# AXA financial Evolution Portfolio allows access to Blackrock. Fidelity etc



## meadow (11 Oct 2010)

AXA financial in Ireland have recently discarded their managed fund offering and instead are offering access to a wide range of international funds from fund managers such as Blackrock, Fidelity, BGF, Allianz, JPM,
Their evolution model portfolio comprises of 51 funds across 12 fund sectors allowing you to switch between funds at no extra cost.

The AMC for their balanced portfolio is 1.09% which seems reasonable (don't know what the TER is ).

This is basically a basket of funds from Allianz, Blackrock, JPM, Schroder,First state and others

An overview of the evolution fund portfolio is [broken link removed] and of the balanced portfolio is [broken link removed]

Also an article in the [broken link removed]

Its main advantage they do not use inhouse (or Irish) fund managers but instead offer access to a wide range of external funds and its also tax efficient.

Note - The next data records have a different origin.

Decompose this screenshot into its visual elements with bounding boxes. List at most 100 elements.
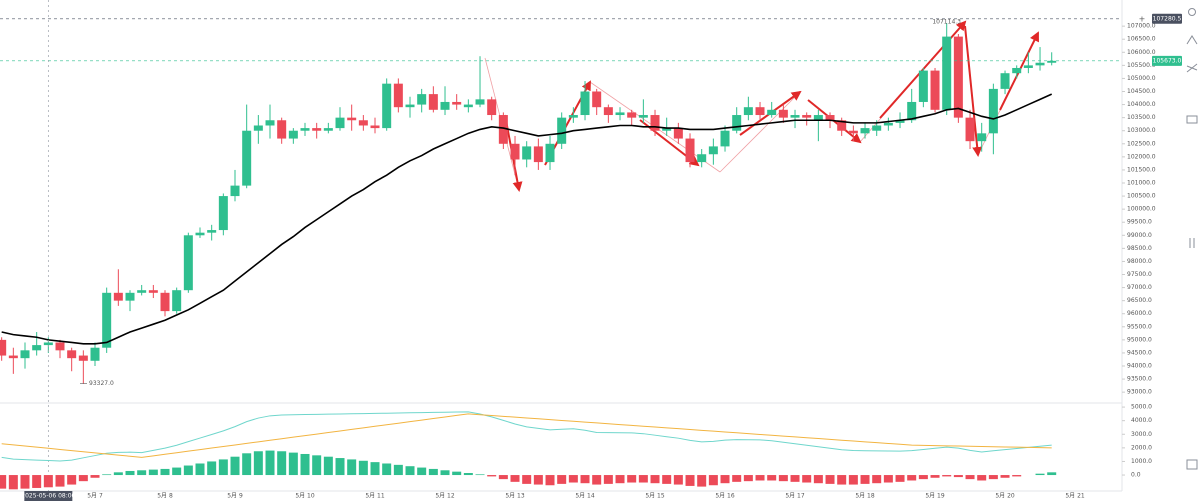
histogram-bar: [90, 475, 100, 478]
histogram-bar: [778, 475, 788, 482]
draw-icon[interactable]: [1186, 35, 1198, 45]
candle-body: [533, 146, 543, 163]
histogram-bar: [942, 475, 952, 477]
candle-body: [860, 128, 870, 134]
histogram-bar: [790, 475, 800, 482]
candle-body: [767, 109, 777, 116]
indicator-line: [1, 413, 1052, 458]
x-tick-label: 5月 19: [925, 493, 945, 500]
histogram-bar: [568, 475, 578, 483]
add-icon[interactable]: +: [1139, 15, 1146, 24]
x-tick-label: 5月 17: [785, 493, 805, 500]
histogram-bar: [662, 475, 672, 484]
candle-body: [148, 290, 158, 293]
histogram-bar: [930, 475, 940, 478]
candle-body: [755, 107, 765, 116]
candle-body: [0, 339, 7, 356]
candle-body: [953, 36, 963, 118]
y-tick-label: 104000.0: [1127, 101, 1156, 108]
candle-body: [627, 112, 637, 118]
histogram-bar: [813, 475, 823, 484]
candle-body: [20, 350, 30, 359]
histogram-bar: [708, 475, 718, 486]
histogram-bar: [557, 475, 567, 484]
histogram-bar: [393, 464, 403, 476]
candle-body: [102, 292, 112, 348]
candle-body: [288, 130, 298, 139]
candle-body: [475, 99, 485, 105]
high-annotation: 107114.3: [932, 19, 961, 26]
histogram-bar: [428, 468, 438, 476]
candle-body: [242, 130, 252, 186]
histogram-bar: [43, 475, 53, 488]
candle-body: [977, 133, 987, 142]
candle-body: [55, 342, 65, 351]
candle-body: [673, 128, 683, 139]
candle-body: [300, 128, 310, 131]
settings-icon[interactable]: [1188, 8, 1196, 16]
histogram-bar: [732, 475, 742, 482]
candle-body: [592, 91, 602, 108]
candle-body: [603, 107, 613, 116]
histogram-bar: [895, 475, 905, 482]
resize-icon[interactable]: [1189, 238, 1195, 248]
histogram-bar: [1047, 472, 1057, 476]
layout-icon[interactable]: [1186, 459, 1198, 470]
price-label-box: [1152, 13, 1182, 24]
y-tick-label: 102500.0: [1127, 140, 1156, 147]
y-tick-label: 103500.0: [1127, 114, 1156, 121]
y-tick-label: 94500.0: [1127, 349, 1152, 356]
candle-body: [720, 130, 730, 147]
y-tick-label: 98000.0: [1127, 258, 1152, 265]
x-tick-label: 5月 7: [87, 493, 103, 500]
y-tick-label: 96500.0: [1127, 297, 1152, 304]
candle-body: [510, 143, 520, 160]
candle-body: [732, 115, 742, 131]
y-tick-label: 100000.0: [1127, 206, 1156, 213]
candle-body: [253, 125, 263, 131]
indicator-line: [1, 411, 1052, 462]
histogram-bar: [300, 453, 310, 476]
histogram-bar: [720, 475, 730, 484]
candle-body: [907, 101, 917, 121]
camera-icon[interactable]: [1186, 115, 1198, 124]
histogram-bar: [627, 475, 637, 483]
histogram-bar: [183, 465, 193, 476]
candle-body: [183, 235, 193, 291]
candle-body: [207, 230, 217, 233]
histogram-bar: [137, 470, 147, 476]
candle-body: [463, 104, 473, 108]
candle-body: [1000, 73, 1010, 89]
histogram-bar: [1035, 473, 1045, 476]
candle-body: [277, 120, 287, 139]
x-tick-label: 5月 15: [645, 493, 665, 500]
histogram-bar: [335, 458, 345, 476]
candle-body: [650, 115, 660, 131]
candle-body: [335, 117, 345, 129]
histogram-bar: [20, 475, 30, 489]
histogram-bar: [32, 475, 42, 488]
indicator-icon[interactable]: [1186, 63, 1198, 73]
candle-body: [778, 109, 788, 118]
y-tick-label: 104500.0: [1127, 88, 1156, 95]
histogram-bar: [522, 475, 532, 484]
candle-body: [113, 292, 123, 301]
candle-body: [32, 345, 42, 351]
candle-body: [195, 232, 205, 236]
histogram-bar: [988, 475, 998, 480]
candle-body: [545, 143, 555, 163]
x-tick-label: 5月 21: [1065, 493, 1085, 500]
y-tick-label: 93500.0: [1127, 376, 1152, 383]
y-tick-label: 0.0: [1131, 472, 1141, 479]
candle-body: [697, 154, 707, 163]
histogram-bar: [673, 475, 683, 485]
histogram-bar: [848, 475, 858, 485]
candle-body: [1035, 62, 1045, 66]
x-tick-label: 5月 10: [295, 493, 315, 500]
histogram-bar: [650, 475, 660, 484]
histogram-bar: [802, 475, 812, 483]
candle-body: [988, 88, 998, 134]
histogram-bar: [638, 475, 648, 483]
y-tick-label: 98500.0: [1127, 245, 1152, 252]
histogram-bar: [907, 475, 917, 481]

They  spend a lot of time analyzing the performance of a range of funds before deciding to include them in their portfolio and claim the funds they include are typically the best performing . They also examine other factors such as choice, fees, market conditions etc.


Has anybody invested in this or would they recommend it ?


----------



## rover (25 Jan 2012)

Hi Meadow 

Were you able to get any information back on this product?

Rover


----------



## meadow (26 Jan 2012)

No, I got no further information and I did not invest in them in the end


----------



## rover (26 Jan 2012)

OK, thank you.


----------